The allegiance to separation of the culture into which God’s Word became incarnate was ethnic: the separation of the Hebrew children of God from the non-Hebrew children of God. The allegiance to separation of the culture – call it historical Christianity – that eventually established itself after the Ascension was epistemological: the separation of those children of God who have a certain ‘belief’ or ‘set of beliefs’ concerning Jesus, and those who do not.
Characterized in this fashion, Christianity’s difference from Judaism essentially amounted to shifting the boundary line of separation between two populations of the children of God. But St Paul offered his gospel of grace as an alternative to what he called ‘a religion of works,’ not simply as a refinement or readjustment.
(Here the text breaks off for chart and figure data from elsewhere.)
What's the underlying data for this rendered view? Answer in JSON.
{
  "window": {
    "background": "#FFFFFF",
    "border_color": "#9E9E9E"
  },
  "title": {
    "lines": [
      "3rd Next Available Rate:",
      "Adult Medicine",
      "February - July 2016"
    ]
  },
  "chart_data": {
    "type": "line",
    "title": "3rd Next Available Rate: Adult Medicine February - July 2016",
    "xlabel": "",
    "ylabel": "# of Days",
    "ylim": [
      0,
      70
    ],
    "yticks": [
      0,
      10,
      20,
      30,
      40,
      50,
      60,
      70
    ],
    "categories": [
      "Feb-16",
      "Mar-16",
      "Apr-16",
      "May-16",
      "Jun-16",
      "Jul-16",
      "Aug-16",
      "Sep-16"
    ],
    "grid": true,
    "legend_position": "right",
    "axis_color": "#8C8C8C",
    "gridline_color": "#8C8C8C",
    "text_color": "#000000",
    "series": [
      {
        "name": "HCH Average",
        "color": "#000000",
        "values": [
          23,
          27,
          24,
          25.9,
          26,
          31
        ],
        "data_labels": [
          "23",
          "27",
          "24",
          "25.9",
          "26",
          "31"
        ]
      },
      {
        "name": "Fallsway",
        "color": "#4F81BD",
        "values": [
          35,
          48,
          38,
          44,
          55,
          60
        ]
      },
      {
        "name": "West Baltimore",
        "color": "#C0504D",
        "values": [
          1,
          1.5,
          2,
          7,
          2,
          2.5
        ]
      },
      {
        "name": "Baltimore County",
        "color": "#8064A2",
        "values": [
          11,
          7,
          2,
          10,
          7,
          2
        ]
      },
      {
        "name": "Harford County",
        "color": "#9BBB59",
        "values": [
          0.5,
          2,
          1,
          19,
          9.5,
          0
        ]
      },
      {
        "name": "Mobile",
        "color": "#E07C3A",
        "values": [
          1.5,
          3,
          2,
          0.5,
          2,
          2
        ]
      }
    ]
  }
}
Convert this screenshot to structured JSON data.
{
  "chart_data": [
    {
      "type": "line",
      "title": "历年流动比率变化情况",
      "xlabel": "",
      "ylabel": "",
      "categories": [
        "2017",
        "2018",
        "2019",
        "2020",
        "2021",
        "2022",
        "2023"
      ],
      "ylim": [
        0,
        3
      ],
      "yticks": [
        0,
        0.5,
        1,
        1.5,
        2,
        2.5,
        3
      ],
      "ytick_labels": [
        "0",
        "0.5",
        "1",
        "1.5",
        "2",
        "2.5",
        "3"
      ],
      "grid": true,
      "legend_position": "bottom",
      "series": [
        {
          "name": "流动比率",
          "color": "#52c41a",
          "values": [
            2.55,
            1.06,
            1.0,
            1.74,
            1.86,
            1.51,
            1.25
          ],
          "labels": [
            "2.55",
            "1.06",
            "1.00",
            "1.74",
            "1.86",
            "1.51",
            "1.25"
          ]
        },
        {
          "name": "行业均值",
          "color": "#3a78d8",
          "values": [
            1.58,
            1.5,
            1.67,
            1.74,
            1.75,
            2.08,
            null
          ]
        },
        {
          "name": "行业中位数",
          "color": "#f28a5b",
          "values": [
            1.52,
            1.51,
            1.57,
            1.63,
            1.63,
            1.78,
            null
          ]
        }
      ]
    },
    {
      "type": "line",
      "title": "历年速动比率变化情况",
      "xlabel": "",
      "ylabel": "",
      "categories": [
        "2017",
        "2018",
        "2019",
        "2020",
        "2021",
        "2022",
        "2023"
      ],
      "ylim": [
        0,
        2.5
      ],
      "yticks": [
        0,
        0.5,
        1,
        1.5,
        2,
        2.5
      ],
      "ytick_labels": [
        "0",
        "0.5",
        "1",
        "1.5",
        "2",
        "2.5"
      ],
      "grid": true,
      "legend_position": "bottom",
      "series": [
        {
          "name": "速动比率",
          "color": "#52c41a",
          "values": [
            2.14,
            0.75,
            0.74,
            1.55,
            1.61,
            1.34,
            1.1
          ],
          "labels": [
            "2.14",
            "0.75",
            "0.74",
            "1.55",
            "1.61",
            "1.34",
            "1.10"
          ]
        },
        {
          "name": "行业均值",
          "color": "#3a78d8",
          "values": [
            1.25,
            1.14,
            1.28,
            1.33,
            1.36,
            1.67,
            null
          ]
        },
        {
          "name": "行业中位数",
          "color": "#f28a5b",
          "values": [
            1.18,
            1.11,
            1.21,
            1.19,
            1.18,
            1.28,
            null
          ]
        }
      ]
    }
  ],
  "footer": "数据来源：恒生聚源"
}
The great confusion that lies at the heart of historical Christianity stemmed from a naivete – sometimes willful, mainly not – about the concept of belief. It is the naivete of regarding beliefs – whether invoked in the language of believing someone or something, or believing in someone, or having faith – as naming something, either a course of action or some sort of mental state, that can be chosen.
But of course, if having faith or a belief is something that can be chosen (or rejected), then it is a work as St. Paul understood the term, no different from the work of elaborate hand washing ritual, or the work of circumcision.
Historical Christianity, therefore, far from maturing out of St. Paul’s gospel of grace, instead formed itself into simply another religion of works.